The old woman continued, “He says he only escaped because his girlfriend got over her fear of the storm and drove out to West Branch to surprise him. He says he only saw the two of them and doesn’t know if there are more.”
Mercer’s opinion of Smithson went up a few notches. For an archivist, he seemed to have a pretty good grasp of what was important at a time like this.
“How far upstream is that dam mentioned on the radio?”
“About ten miles.”
Mercer estimated the time since the report and the speed of the oncoming deluge and knew they had to chance it. He held out his hand to take her back toward the front door. “We have to make a break for it, Roni, otherwise we’ll be trapped in here when the wall of water hits. Can you run?”
“Not as fast as I used to, but just you try and stop me.”
“Okay, I am going to open this door and step out onto the porch. One of them is behind a tree about to the right.”
“The one outside my bedroom?”
“Yes. As soon as I’m outside I want you to get up a good head of steam and start running for my SUV. The doors aren’t locked, so just jump in the backseat and stay down. I’m going to keep them pinned with the shotgun.”
She looked uncertain.
“We can do this, Roni. It’s not even twenty feet to my truck, and a shotgun blast will keep anyone’s head down long enough for us to make it.”
This time she nodded, tightening her mouth in a grim line of determination.
Mercer opened the door and was about to step out when the sound of gunfire exploded from his left. The second shooter was at the other side of the house, and had just been about to vault the railing to gain access to the porch. Mercer stepped back, switching the shotgun to his left hand, and swung its barrel blindly around the jam.
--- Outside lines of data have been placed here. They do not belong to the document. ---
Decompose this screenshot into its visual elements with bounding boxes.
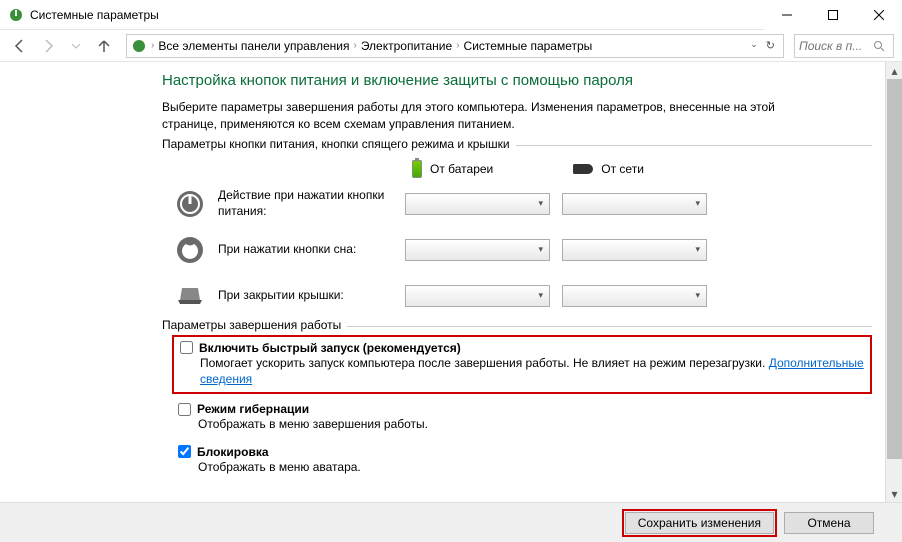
chevron-down-icon: ▾ bbox=[695, 198, 700, 209]
hibernate-checkbox[interactable] bbox=[178, 403, 191, 416]
search-box[interactable] bbox=[794, 34, 894, 58]
sleep-button-row: При нажатии кнопки сна: ▾ ▾ bbox=[162, 234, 872, 266]
titlebar: Системные параметры bbox=[0, 0, 902, 30]
battery-column-header: От батареи bbox=[412, 160, 493, 178]
close-button[interactable] bbox=[856, 0, 902, 30]
forward-button[interactable] bbox=[36, 34, 60, 58]
power-button-icon bbox=[174, 188, 206, 220]
group-legend: Параметры кнопки питания, кнопки спящего… bbox=[162, 137, 516, 151]
window-controls bbox=[764, 0, 902, 30]
breadcrumb[interactable]: › Все элементы панели управления › Элект… bbox=[126, 34, 784, 58]
chevron-down-icon: ▾ bbox=[695, 290, 700, 301]
lid-ac-dropdown[interactable]: ▾ bbox=[562, 285, 707, 307]
maximize-button[interactable] bbox=[810, 0, 856, 30]
minimize-button[interactable] bbox=[764, 0, 810, 30]
cancel-button[interactable]: Отмена bbox=[784, 512, 874, 534]
scroll-up-button[interactable]: ▴ bbox=[886, 62, 902, 79]
hibernate-option: Режим гибернации Отображать в меню завер… bbox=[172, 398, 872, 437]
setting-label: Действие при нажатии кнопки питания: bbox=[218, 188, 393, 219]
chevron-down-icon[interactable]: ⌄ bbox=[750, 39, 758, 52]
chevron-right-icon: › bbox=[353, 40, 356, 51]
sleep-button-icon bbox=[174, 234, 206, 266]
plug-icon bbox=[573, 164, 593, 174]
search-icon bbox=[873, 40, 885, 52]
chevron-right-icon: › bbox=[151, 40, 154, 51]
chevron-down-icon: ▾ bbox=[538, 244, 543, 255]
option-title: Режим гибернации bbox=[197, 402, 309, 416]
option-title: Включить быстрый запуск (рекомендуется) bbox=[199, 341, 461, 355]
group-legend: Параметры завершения работы bbox=[162, 318, 347, 332]
intro-text: Выберите параметры завершения работы для… bbox=[162, 99, 822, 133]
control-panel-icon bbox=[131, 38, 147, 54]
lock-checkbox[interactable] bbox=[178, 445, 191, 458]
power-button-battery-dropdown[interactable]: ▾ bbox=[405, 193, 550, 215]
battery-icon bbox=[412, 160, 422, 178]
chevron-down-icon: ▾ bbox=[538, 290, 543, 301]
chevron-down-icon: ▾ bbox=[538, 198, 543, 209]
up-button[interactable] bbox=[92, 34, 116, 58]
breadcrumb-item[interactable]: Системные параметры bbox=[464, 39, 593, 53]
recent-dropdown[interactable] bbox=[64, 34, 88, 58]
page-title: Настройка кнопок питания и включение защ… bbox=[162, 72, 872, 89]
refresh-icon[interactable]: ↻ bbox=[766, 39, 775, 52]
option-desc: Отображать в меню завершения работы. bbox=[198, 416, 866, 433]
lock-option: Блокировка Отображать в меню аватара. bbox=[172, 441, 872, 480]
shutdown-settings-group: Параметры завершения работы Включить быс… bbox=[162, 326, 872, 480]
window-title: Системные параметры bbox=[30, 8, 764, 22]
lid-battery-dropdown[interactable]: ▾ bbox=[405, 285, 550, 307]
power-options-icon bbox=[8, 7, 24, 23]
ac-column-header: От сети bbox=[573, 160, 644, 178]
laptop-lid-icon bbox=[174, 280, 206, 312]
breadcrumb-item[interactable]: Электропитание bbox=[361, 39, 452, 53]
back-button[interactable] bbox=[8, 34, 32, 58]
content-area: Настройка кнопок питания и включение защ… bbox=[0, 62, 902, 502]
footer: Сохранить изменения Отмена bbox=[0, 502, 902, 542]
search-input[interactable] bbox=[799, 39, 869, 53]
vertical-scrollbar[interactable]: ▴ ▾ bbox=[885, 62, 902, 502]
power-button-ac-dropdown[interactable]: ▾ bbox=[562, 193, 707, 215]
option-desc: Помогает ускорить запуск компьютера посл… bbox=[200, 355, 864, 389]
save-button[interactable]: Сохранить изменения bbox=[625, 512, 774, 534]
fast-startup-checkbox[interactable] bbox=[180, 341, 193, 354]
chevron-right-icon: › bbox=[456, 40, 459, 51]
scroll-down-button[interactable]: ▾ bbox=[886, 485, 902, 502]
option-desc: Отображать в меню аватара. bbox=[198, 459, 866, 476]
option-title: Блокировка bbox=[197, 445, 269, 459]
breadcrumb-item[interactable]: Все элементы панели управления bbox=[158, 39, 349, 53]
sleep-button-ac-dropdown[interactable]: ▾ bbox=[562, 239, 707, 261]
setting-label: При закрытии крышки: bbox=[218, 288, 393, 304]
scroll-thumb[interactable] bbox=[887, 79, 902, 459]
power-button-row: Действие при нажатии кнопки питания: ▾ ▾ bbox=[162, 188, 872, 220]
sleep-button-battery-dropdown[interactable]: ▾ bbox=[405, 239, 550, 261]
setting-label: При нажатии кнопки сна: bbox=[218, 242, 393, 258]
lid-close-row: При закрытии крышки: ▾ ▾ bbox=[162, 280, 872, 312]
fast-startup-option: Включить быстрый запуск (рекомендуется) … bbox=[172, 335, 872, 395]
chevron-down-icon: ▾ bbox=[695, 244, 700, 255]
toolbar: › Все элементы панели управления › Элект… bbox=[0, 30, 902, 62]
button-settings-group: Параметры кнопки питания, кнопки спящего… bbox=[162, 145, 872, 312]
He fired. The blast nearly ripped the weapon from his grasp, but he was able to use the recoil to seat the gun so his right hand was on the slide, ready to ram another three-inch shell into the chamber. He fired again, and chanced a look outside. The second shooter was gone. He could have taken a full blast to the chest and been lying in the grass dead, but most likely he had dropped back before the shotgun fired.